Grzegorz Napieralski przypomniał, że to PiS rozpoczął wojnę na agentów.

- Ginie się od własnej broni - zwrócił się do Żaryna Grzegorz Napieralski, który stwierdził, że PiS rozpoczął wojnę na agentów.
Żaryn odniósł się do artykułu Tomasza Piątka w "Gazecie Wyborczej".

- Najpierw wrzutka oparta na rzekomo prawdziwej informacji, de facto tak zakłamana, że wyjście z tego na prostą drogę dla opinii publicznej jest bardzo trudne. Zanim zostanie to wyprostowane, to już się znajduje beneficjent tej wrzutki, czyli PO, która wnosi o to, żeby człowieka pomówionego zniszczyć - mówił.

Prof. Żaryn zastanawiał się, kto jest zainteresowany w przeszkadzaniu Polsce w tworzeniu strefy bezpieczeństwa

- Na pewno ewidentnie Rosja.

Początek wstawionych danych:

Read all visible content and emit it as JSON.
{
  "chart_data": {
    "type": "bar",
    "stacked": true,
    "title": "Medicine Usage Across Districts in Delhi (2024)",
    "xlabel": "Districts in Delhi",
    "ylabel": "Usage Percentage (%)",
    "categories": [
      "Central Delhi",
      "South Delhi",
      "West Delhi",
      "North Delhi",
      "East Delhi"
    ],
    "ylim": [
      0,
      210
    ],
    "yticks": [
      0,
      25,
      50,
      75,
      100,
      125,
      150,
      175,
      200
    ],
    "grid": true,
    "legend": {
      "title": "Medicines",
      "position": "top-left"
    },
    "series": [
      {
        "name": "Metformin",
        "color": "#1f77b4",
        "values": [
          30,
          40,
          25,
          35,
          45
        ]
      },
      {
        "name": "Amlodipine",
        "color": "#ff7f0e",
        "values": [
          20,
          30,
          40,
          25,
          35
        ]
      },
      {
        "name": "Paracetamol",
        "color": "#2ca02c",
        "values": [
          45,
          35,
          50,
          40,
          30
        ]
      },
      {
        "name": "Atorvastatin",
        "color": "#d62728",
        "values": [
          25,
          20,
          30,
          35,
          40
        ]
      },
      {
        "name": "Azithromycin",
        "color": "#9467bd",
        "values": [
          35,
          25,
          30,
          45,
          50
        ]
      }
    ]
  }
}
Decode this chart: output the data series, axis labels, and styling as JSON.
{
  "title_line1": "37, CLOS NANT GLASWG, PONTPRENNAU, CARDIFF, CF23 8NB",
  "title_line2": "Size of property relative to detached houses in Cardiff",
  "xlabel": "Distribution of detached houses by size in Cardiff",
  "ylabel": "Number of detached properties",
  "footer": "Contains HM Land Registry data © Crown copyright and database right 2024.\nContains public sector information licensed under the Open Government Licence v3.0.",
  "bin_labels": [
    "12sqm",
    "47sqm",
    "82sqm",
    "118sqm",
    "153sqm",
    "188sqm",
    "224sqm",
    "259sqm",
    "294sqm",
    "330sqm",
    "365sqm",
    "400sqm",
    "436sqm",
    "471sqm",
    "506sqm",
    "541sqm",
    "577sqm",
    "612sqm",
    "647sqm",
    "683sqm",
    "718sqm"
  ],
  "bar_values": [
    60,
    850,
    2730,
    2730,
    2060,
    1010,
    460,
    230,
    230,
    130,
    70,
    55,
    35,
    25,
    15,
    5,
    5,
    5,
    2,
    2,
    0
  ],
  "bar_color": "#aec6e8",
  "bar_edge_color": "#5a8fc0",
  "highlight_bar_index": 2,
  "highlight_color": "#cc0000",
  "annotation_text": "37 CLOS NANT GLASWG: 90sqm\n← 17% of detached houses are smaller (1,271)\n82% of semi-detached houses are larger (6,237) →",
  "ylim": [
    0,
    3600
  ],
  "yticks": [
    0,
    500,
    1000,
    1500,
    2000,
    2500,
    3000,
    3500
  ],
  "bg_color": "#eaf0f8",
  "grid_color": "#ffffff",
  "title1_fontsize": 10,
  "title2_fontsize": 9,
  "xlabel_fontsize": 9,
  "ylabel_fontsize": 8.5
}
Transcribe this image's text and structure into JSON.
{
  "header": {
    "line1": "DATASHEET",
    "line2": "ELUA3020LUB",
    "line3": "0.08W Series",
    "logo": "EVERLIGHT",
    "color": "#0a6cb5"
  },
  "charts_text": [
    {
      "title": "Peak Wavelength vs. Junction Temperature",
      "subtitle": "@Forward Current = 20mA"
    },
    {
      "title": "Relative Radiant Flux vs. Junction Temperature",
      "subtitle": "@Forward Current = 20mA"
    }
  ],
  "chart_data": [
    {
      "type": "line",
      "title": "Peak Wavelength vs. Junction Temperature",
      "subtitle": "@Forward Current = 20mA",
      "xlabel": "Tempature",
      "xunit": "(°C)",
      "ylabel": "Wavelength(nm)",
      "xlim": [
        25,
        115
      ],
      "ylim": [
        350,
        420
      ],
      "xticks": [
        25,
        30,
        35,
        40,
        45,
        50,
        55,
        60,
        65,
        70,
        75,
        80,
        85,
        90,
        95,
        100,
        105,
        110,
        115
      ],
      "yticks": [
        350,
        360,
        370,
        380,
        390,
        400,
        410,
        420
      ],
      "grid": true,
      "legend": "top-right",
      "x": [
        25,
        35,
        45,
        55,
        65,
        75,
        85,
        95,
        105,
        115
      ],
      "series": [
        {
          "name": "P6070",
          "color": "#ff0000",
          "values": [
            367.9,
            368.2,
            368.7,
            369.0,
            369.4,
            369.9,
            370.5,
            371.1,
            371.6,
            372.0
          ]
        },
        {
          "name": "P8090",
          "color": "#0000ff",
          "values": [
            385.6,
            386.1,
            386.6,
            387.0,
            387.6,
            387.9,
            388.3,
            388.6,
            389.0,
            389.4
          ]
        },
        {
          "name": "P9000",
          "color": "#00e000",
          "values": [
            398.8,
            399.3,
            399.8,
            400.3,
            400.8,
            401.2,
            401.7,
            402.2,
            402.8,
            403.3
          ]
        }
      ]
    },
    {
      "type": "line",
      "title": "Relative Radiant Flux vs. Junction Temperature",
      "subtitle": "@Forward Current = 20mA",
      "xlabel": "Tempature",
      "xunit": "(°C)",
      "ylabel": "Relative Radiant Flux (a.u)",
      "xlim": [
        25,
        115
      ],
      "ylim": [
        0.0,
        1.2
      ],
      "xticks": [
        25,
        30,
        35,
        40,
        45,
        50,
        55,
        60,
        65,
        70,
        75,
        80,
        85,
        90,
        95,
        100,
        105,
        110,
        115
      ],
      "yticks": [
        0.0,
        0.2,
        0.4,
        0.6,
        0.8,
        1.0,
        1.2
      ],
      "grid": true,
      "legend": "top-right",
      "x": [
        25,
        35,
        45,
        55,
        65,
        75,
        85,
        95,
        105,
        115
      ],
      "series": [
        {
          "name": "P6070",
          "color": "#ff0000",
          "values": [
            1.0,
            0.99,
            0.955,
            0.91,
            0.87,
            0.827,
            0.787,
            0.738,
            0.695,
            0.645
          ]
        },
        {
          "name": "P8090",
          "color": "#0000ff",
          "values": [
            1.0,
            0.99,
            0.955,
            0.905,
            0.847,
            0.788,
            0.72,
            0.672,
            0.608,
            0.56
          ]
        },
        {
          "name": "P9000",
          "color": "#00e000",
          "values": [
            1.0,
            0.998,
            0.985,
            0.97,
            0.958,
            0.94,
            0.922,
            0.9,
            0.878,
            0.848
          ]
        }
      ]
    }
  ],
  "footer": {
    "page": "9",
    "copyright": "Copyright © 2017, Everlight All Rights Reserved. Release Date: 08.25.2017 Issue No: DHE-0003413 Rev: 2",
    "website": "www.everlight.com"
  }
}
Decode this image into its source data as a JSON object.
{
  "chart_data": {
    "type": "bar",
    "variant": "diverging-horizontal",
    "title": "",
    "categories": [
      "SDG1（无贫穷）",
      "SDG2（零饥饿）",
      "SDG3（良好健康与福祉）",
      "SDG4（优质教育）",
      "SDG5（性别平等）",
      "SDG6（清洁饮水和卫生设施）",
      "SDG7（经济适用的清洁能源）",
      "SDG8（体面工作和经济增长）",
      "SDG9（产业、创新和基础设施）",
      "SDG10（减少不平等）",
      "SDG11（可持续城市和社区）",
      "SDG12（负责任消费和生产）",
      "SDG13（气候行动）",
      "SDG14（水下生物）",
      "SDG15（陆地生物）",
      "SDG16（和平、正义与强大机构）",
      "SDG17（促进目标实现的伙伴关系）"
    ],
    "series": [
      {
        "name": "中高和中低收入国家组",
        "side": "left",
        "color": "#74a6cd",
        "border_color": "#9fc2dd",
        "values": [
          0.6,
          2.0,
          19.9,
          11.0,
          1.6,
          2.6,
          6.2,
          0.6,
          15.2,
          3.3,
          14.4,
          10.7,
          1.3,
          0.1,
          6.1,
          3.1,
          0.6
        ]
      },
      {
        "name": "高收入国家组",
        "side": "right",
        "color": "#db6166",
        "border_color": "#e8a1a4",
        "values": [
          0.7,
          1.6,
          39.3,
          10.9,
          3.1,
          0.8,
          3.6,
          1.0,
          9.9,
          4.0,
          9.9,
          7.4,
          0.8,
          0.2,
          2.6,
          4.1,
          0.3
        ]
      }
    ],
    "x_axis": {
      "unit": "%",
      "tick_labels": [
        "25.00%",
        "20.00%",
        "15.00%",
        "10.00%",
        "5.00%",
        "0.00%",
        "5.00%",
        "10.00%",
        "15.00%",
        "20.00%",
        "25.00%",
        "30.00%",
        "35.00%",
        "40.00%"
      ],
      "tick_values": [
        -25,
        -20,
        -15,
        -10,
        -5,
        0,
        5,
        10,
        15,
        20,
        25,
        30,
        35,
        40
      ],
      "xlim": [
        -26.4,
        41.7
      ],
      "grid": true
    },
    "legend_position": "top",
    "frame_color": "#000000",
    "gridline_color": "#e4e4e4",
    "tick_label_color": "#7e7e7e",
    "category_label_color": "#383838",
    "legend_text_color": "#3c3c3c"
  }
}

Niestety, również nasz strategiczny sojusznik, który zawsze będzie miał także innych strategicznych sojuszników poza nami, czyli Niemcy. Trzeba mieć świadomość, że jesteśmy wewnątrz NATO i UE, ale to nie znaczy, że nasze interesy są tam ze wszystkim zbieżne - stwierdził Żaryn.

Żaryn stwierdził, że zarzuty stawiane w artykule to wariactwo polityczne.

- To są zarzuty w stylu: Jan Żaryn zamordował swoja babcię. Od początku do końca wiadomo, że to nie jest prawda. Cały zarzut opiera się na takiej zasadzie, że kiedy nie było wiedzy, kto był agentem, miałem znajomego agenta - przekonywał.